Analysis of variance (ANOVA or F test) is a generalization of the Student *t* test (or Wilcoxon or Mann-Whitney *U* test) when 3 or more data sets are being compared. There are both parametric and nonparametric analyses of variance referred to as ANOVA by sum of squares or ANOVA by rank, respectively.

### Pearson Product Moment Correlation Coefficient

Perhaps the most misused and misunderstood of all statistical analyses is the Pearson product moment correlation coefficient test. Fundamentally, correlation is a departure from independence of 2 or more variables. This can be in the form of any relationship, positive or negative. Correlation does not equal causation, nor does it imply causation; it merely records the fact that 2 or more variables are not completely independent of one another. Pearson coefficient (*r*) is a parametric test that can be used with numerical or categorical data, but it is only meaningful under very select circumstances. For it to be a valid measure, all of the following 4 criteria must be met. (1) The data must be normally distributed. (2) The 2 data sets must be independent of one another. One value should not automatically vary with the other.
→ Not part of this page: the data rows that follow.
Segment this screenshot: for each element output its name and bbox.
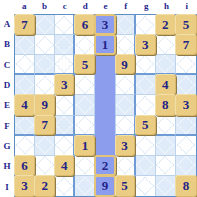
- cell-cF[interactable]: [55, 116, 75, 136]
- given-1: 1: [74, 135, 95, 156]
- given-3: 3: [14, 175, 35, 197]
- diamond-pattern: [35, 35, 53, 53]
- cell-dC[interactable]: 5: [75, 55, 95, 75]
- given-2: 2: [94, 155, 115, 176]
- diamond-pattern: [76, 35, 94, 53]
- cell-fB[interactable]: [116, 35, 136, 55]
- diamond-pattern: [76, 156, 94, 174]
- given-8: 8: [175, 175, 197, 197]
- given-5: 5: [115, 175, 135, 197]
- given-4: 4: [14, 94, 35, 115]
- diamond-pattern: [156, 177, 174, 195]
- diamond-pattern: [115, 96, 133, 114]
- cell-aF[interactable]: [15, 116, 35, 136]
- cell-dH[interactable]: [75, 156, 95, 176]
- cell-bF[interactable]: 7: [35, 116, 55, 136]
- column-label-g: g: [136, 0, 156, 14]
- diamond-pattern: [177, 136, 195, 154]
- given-4: 4: [54, 155, 74, 176]
- diamond-pattern: [156, 136, 174, 154]
- cell-cA[interactable]: [55, 15, 75, 35]
- cell-gF[interactable]: 5: [136, 116, 156, 136]
- cell-aI[interactable]: 3: [15, 176, 35, 196]
- diamond-pattern: [15, 115, 33, 133]
- cell-cD[interactable]: 3: [55, 75, 75, 95]
- row-label-E: E: [0, 95, 14, 115]
- cell-dB[interactable]: [75, 35, 95, 55]
- cell-dA[interactable]: 6: [75, 15, 95, 35]
- cell-iC[interactable]: [176, 55, 196, 75]
- cell-aD[interactable]: [15, 75, 35, 95]
- cell-cC[interactable]: [55, 55, 75, 75]
- diamond-pattern: [15, 35, 33, 53]
- cell-cH[interactable]: 4: [55, 156, 75, 176]
- cell-gE[interactable]: [136, 95, 156, 115]
- cell-dF[interactable]: [75, 116, 95, 136]
- diamond-pattern: [156, 55, 174, 73]
- diamond-pattern: [115, 115, 133, 133]
- cell-hC[interactable]: [156, 55, 176, 75]
- given-2: 2: [34, 175, 55, 197]
- cell-fH[interactable]: [116, 156, 136, 176]
- cell-hF[interactable]: [156, 116, 176, 136]
- diamond-pattern: [177, 156, 195, 174]
- column-label-f: f: [116, 0, 136, 14]
- row-label-F: F: [0, 116, 14, 136]
- row-label-I: I: [0, 177, 14, 197]
- cell-bB[interactable]: [35, 35, 55, 55]
- column-label-e: e: [95, 0, 115, 14]
- cell-aA[interactable]: 7: [15, 15, 35, 35]
- given-9: 9: [115, 54, 135, 74]
- cell-gC[interactable]: [136, 55, 156, 75]
- diamond-pattern: [55, 55, 73, 73]
- diamond-pattern: [136, 156, 154, 174]
- given-9: 9: [94, 175, 115, 197]
- cell-aC[interactable]: [15, 55, 35, 75]
- sudoku-grid: 7632513759344983751364232958: [14, 14, 197, 197]
- given-5: 5: [175, 14, 197, 35]
- diamond-pattern: [55, 15, 73, 33]
- given-3: 3: [94, 14, 115, 35]
- cell-bI[interactable]: 2: [35, 176, 55, 196]
- cell-gA[interactable]: [136, 15, 156, 35]
- cell-gD[interactable]: [136, 75, 156, 95]
- given-9: 9: [34, 94, 55, 115]
- diamond-pattern: [76, 96, 94, 114]
- cell-iH[interactable]: [176, 156, 196, 176]
- given-8: 8: [155, 94, 176, 115]
- cell-eH[interactable]: 2: [95, 156, 115, 176]
- diamond-pattern: [35, 55, 53, 73]
- row-label-A: A: [0, 14, 14, 34]
- cell-hD[interactable]: 4: [156, 75, 176, 95]
- cell-gG[interactable]: [136, 136, 156, 156]
- diamond-pattern: [35, 15, 53, 33]
- given-6: 6: [74, 14, 95, 35]
- cell-eB[interactable]: 1: [95, 35, 115, 55]
- cell-fF[interactable]: [116, 116, 136, 136]
- diamond-pattern: [136, 76, 154, 94]
- diamond-pattern: [115, 35, 133, 53]
- row-label-D: D: [0, 75, 14, 95]
- diamond-pattern: [136, 96, 154, 114]
- cell-hE[interactable]: 8: [156, 95, 176, 115]
- column-label-i: i: [177, 0, 197, 14]
- cell-iI[interactable]: 8: [176, 176, 196, 196]
- cell-cB[interactable]: [55, 35, 75, 55]
- cell-cE[interactable]: [55, 95, 75, 115]
- diamond-pattern: [55, 136, 73, 154]
- cell-iD[interactable]: [176, 75, 196, 95]
- given-7: 7: [34, 115, 55, 135]
- cell-dD[interactable]: [75, 75, 95, 95]
- row-label-G: G: [0, 136, 14, 156]
- given-3: 3: [54, 74, 74, 95]
- diamond-pattern: [177, 115, 195, 133]
- cell-hI[interactable]: [156, 176, 176, 196]
- given-3: 3: [135, 34, 156, 55]
- cell-aH[interactable]: 6: [15, 156, 35, 176]
- cell-eF[interactable]: [95, 116, 115, 136]
- row-label-C: C: [0, 55, 14, 75]
- diamond-pattern: [156, 115, 174, 133]
- cell-eC[interactable]: [95, 55, 115, 75]
- given-4: 4: [155, 74, 176, 95]
- column-label-b: b: [34, 0, 54, 14]
- diamond-pattern: [156, 156, 174, 174]
- given-6: 6: [14, 155, 35, 176]
- diamond-pattern: [55, 96, 73, 114]
- diamond-pattern: [35, 156, 53, 174]
- cell-iB[interactable]: 7: [176, 35, 196, 55]
- diamond-pattern: [76, 115, 94, 133]
- diamond-pattern: [115, 15, 133, 33]
- cell-fE[interactable]: [116, 95, 136, 115]
- cell-hH[interactable]: [156, 156, 176, 176]
- cell-bC[interactable]: [35, 55, 55, 75]
- cell-eE[interactable]: [95, 95, 115, 115]
- cell-iA[interactable]: 5: [176, 15, 196, 35]
- cell-cI[interactable]: [55, 176, 75, 196]
- cell-iF[interactable]: [176, 116, 196, 136]
- cell-fI[interactable]: 5: [116, 176, 136, 196]
- diamond-pattern: [115, 76, 133, 94]
- cell-bH[interactable]: [35, 156, 55, 176]
- cell-fD[interactable]: [116, 75, 136, 95]
- cell-bG[interactable]: [35, 136, 55, 156]
- diamond-pattern: [55, 35, 73, 53]
- cell-bE[interactable]: 9: [35, 95, 55, 115]
- cell-iE[interactable]: 3: [176, 95, 196, 115]
- diamond-pattern: [76, 177, 94, 195]
- given-2: 2: [155, 14, 176, 35]
- diamond-pattern: [136, 136, 154, 154]
- given-7: 7: [175, 34, 197, 55]
- cell-gI[interactable]: [136, 176, 156, 196]
- diamond-pattern: [55, 115, 73, 133]
- diamond-pattern: [15, 76, 33, 94]
- given-5: 5: [74, 54, 95, 74]
- cell-gH[interactable]: [136, 156, 156, 176]
- cell-hG[interactable]: [156, 136, 176, 156]
- diamond-pattern: [177, 76, 195, 94]
- cell-aE[interactable]: 4: [15, 95, 35, 115]
- diamond-pattern: [15, 136, 33, 154]
- diamond-pattern: [115, 156, 133, 174]
- column-labels: abcdefghi: [14, 0, 197, 14]
- cell-gB[interactable]: 3: [136, 35, 156, 55]
- given-7: 7: [14, 14, 35, 35]
- given-3: 3: [175, 94, 197, 115]
- column-label-d: d: [75, 0, 95, 14]
- cell-aG[interactable]: [15, 136, 35, 156]
- cell-dE[interactable]: [75, 95, 95, 115]
- sudoku-page: abcdefghi ABCDEFGHI 76325137593449837513…: [0, 0, 197, 197]
- column-label-a: a: [14, 0, 34, 14]
- cell-dI[interactable]: [75, 176, 95, 196]
- diamond-pattern: [55, 177, 73, 195]
- cell-aB[interactable]: [15, 35, 35, 55]
- diamond-pattern: [136, 177, 154, 195]
- row-label-H: H: [0, 156, 14, 176]
- cell-eI[interactable]: 9: [95, 176, 115, 196]
- cell-eD[interactable]: [95, 75, 115, 95]
- cell-bD[interactable]: [35, 75, 55, 95]
- given-1: 1: [94, 34, 115, 55]
- row-labels: ABCDEFGHI: [0, 14, 14, 197]
- cell-fC[interactable]: 9: [116, 55, 136, 75]
- diamond-pattern: [156, 35, 174, 53]
- cell-bA[interactable]: [35, 15, 55, 35]
- cell-dG[interactable]: 1: [75, 136, 95, 156]
- cell-eA[interactable]: 3: [95, 15, 115, 35]
- cell-hB[interactable]: [156, 35, 176, 55]
- diamond-pattern: [76, 76, 94, 94]
- cell-cG[interactable]: [55, 136, 75, 156]
- cell-fA[interactable]: [116, 15, 136, 35]
- diamond-pattern: [15, 55, 33, 73]
- cell-hA[interactable]: 2: [156, 15, 176, 35]
- given-5: 5: [135, 115, 156, 135]
- cell-iG[interactable]: [176, 136, 196, 156]
- column-label-c: c: [55, 0, 75, 14]
- given-3: 3: [115, 135, 135, 156]
- diamond-pattern: [35, 136, 53, 154]
- diamond-pattern: [35, 76, 53, 94]
- row-label-B: B: [0, 34, 14, 54]
- cell-fG[interactable]: 3: [116, 136, 136, 156]
- diamond-pattern: [136, 55, 154, 73]
- column-label-h: h: [156, 0, 176, 14]
- diamond-pattern: [136, 15, 154, 33]
- diamond-pattern: [177, 55, 195, 73]
- cell-eG[interactable]: [95, 136, 115, 156]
For example, number of drinks consumed and blood alcohol level are not independent of one another; you must drink alcohol to change your blood alcohol level. (3) Only a single pair of measurements should be made on each subject. (4) Every *r* value calculated should be accompanied by a *P* value and/or CI.2

### Spearman Rank Correlation Coefficient

The Spearman rank correlation coefficient test (*r*_{s} or ρ) is the nonparametric counterpart to the Pearson coefficient and is a good option when all of the criteria cannot be met to calculate a meaningful *r* value and numerical data are being examined. As a nonparametric test, the degree of departure from independence will have to be greater to reach significance using this test than it would with the Pearson test. It is also more laborious to calculate, although in the modern era of statistical software this is largely irrelevant.

### Regression Analysis

Regression quantifies the numerical relationship between 2 variables that are correlated. Essentially, it creates an equation wherein if one variable is known, the other can be estimated. This process, called *extrapolation*, should be done cautiously, and likewise interpreted cautiously. The numerous reasons for this are beyond the scope of this introduction.

## DISCUSSION

When examining the statistics section of an article, it is helpful to have a systematic approach. It is not essential to understand the exact workings and methodology of every statistical test encountered, but it is necessary to understand selected concepts such as parametric and nonparametric tests, correlation, and numerical versus categorical data. This working knowledge will allow you to spot obvious irregularities in statistical analyses that you encounter. Greenhalgh2,3 proposes asking the following questions, among others, as a first pass of any article: (1) Were the 2 groups evaluated for comparability at baseline? (2) Does the test chosen reflect the type of data presented (parametric vs nonparametric, categorical vs numerical)? (3) Have the data been analyzed according to the original study protocol? (4) If an obscure test was used (essentially any test not mentioned in this review), was an explanation and a reference provided?

For further reading, an excellent series of articles from the *Canadian Medical Association Journal*4-7 delves into greater depths and explores some additional concepts of statistics. A little solid foundational knowledge and a systematic approach are invaluable in using the medical literature and help make the idea of “statistics” a little less daunting.